I see us growing with the markets and I see us taking share, Tim Lee, president of GM's international operations, told reporters at the Detroit auto show.

Lee said 2012 sales should be better than last year in the international division which includes China, the world's largest auto market and a crucial part of GM's growth strategy.

GM's international operations division had sales of 3.7 million vehicles last year, of which 2.5 million were in China.

GM said it increased its market share in China to market-leading 13.6 percent last year from 12.7 percent in 2010.

We picked up considerable share in China in 2011 and we expect we'll do similarly in 2012 because we have a lot of (vehicle) launches, Lee said.

GM's sales in China rose 8 percent last year.
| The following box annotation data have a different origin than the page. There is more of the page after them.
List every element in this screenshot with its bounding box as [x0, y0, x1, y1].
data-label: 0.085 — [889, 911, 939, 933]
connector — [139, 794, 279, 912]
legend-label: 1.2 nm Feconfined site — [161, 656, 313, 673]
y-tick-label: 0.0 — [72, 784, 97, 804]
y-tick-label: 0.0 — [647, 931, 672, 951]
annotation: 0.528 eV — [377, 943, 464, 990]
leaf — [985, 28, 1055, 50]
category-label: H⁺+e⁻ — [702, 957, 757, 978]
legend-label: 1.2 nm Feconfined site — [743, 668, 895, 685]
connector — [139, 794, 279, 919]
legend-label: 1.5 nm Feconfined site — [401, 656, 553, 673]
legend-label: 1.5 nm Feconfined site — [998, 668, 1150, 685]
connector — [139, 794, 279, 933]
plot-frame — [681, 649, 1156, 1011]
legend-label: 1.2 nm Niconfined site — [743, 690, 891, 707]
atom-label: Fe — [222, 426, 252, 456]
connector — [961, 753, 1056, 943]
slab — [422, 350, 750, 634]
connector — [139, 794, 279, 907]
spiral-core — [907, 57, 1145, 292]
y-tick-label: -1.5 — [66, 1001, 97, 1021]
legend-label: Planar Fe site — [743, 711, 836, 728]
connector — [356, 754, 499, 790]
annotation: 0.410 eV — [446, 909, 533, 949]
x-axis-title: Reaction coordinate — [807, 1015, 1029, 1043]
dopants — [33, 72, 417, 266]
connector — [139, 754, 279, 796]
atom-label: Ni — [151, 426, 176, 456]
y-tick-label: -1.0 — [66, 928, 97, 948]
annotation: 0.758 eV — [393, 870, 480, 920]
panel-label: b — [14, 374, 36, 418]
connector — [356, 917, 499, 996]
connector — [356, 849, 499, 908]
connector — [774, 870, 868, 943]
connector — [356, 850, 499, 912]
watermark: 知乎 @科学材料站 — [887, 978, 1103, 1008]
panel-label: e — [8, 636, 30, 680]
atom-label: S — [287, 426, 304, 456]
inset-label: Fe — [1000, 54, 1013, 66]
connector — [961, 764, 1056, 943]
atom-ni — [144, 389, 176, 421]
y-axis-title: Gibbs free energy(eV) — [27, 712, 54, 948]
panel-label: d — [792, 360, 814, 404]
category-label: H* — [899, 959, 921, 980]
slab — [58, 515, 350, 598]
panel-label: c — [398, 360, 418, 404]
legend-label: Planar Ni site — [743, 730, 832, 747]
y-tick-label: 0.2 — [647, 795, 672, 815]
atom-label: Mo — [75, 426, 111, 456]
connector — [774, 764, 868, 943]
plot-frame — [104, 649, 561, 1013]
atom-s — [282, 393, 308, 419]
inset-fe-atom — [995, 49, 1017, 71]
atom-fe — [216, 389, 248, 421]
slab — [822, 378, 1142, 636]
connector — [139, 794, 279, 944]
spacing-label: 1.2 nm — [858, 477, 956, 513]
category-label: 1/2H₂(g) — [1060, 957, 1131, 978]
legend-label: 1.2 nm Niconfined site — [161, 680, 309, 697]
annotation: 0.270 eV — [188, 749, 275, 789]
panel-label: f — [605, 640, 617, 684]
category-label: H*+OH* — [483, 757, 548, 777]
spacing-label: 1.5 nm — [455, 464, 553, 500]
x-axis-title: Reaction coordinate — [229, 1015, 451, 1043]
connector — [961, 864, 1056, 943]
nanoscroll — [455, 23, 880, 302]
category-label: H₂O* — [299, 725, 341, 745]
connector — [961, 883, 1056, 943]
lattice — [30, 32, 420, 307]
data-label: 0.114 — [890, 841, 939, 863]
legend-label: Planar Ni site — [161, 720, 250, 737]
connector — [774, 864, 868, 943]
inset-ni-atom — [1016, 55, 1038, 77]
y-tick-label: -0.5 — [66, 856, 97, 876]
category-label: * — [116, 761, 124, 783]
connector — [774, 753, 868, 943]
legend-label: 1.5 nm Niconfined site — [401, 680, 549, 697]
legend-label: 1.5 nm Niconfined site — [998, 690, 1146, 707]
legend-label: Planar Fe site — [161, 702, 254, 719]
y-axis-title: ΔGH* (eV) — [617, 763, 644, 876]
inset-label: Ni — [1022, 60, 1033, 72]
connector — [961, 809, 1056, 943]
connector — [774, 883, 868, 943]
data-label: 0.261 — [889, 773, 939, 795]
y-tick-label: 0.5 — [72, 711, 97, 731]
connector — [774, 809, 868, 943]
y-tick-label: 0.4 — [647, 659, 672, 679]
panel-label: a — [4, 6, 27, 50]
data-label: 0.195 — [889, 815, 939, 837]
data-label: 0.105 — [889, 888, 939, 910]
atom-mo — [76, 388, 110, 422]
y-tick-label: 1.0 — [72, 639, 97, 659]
The automaker has previously said it expects sales growth of 5 to 10 percent in China this year.

Lee also said GM still has the option to raise its ownership stake in Shanghai GM, its Chinese joint venture with SAIC Motor <600104.SS>, by 1 point to 50 percent. He declined to reveal what he called a predictable timetable.

GM has said it wants to buy back the stake it sold to SAIC in 2010 for about $85 million. Shanghai GM commands the leading position in the Chinese auto market.

Under the terms of its deal with SAIC, which was negotiated in 2009 when GM was looking to raise cash and avoid bankruptcy, GM has an option to buy back the 1 percent stake it sold in Shanghai GM. SAIC is the majority shareholder in the China joint venture with a 51 percent holding.

We intend to exercise that call option, Lee said on Monday. We're working on that with our partner.

In South Korea, GM had market share of 10 percent in December 2011. For full-year 2011, GM's market share in that country was 8.9 percent.

There's no reason we shouldn't have double-digit share in Korea, Lee said.

GM shares dipped 8 cents on Monday to close at $22.84.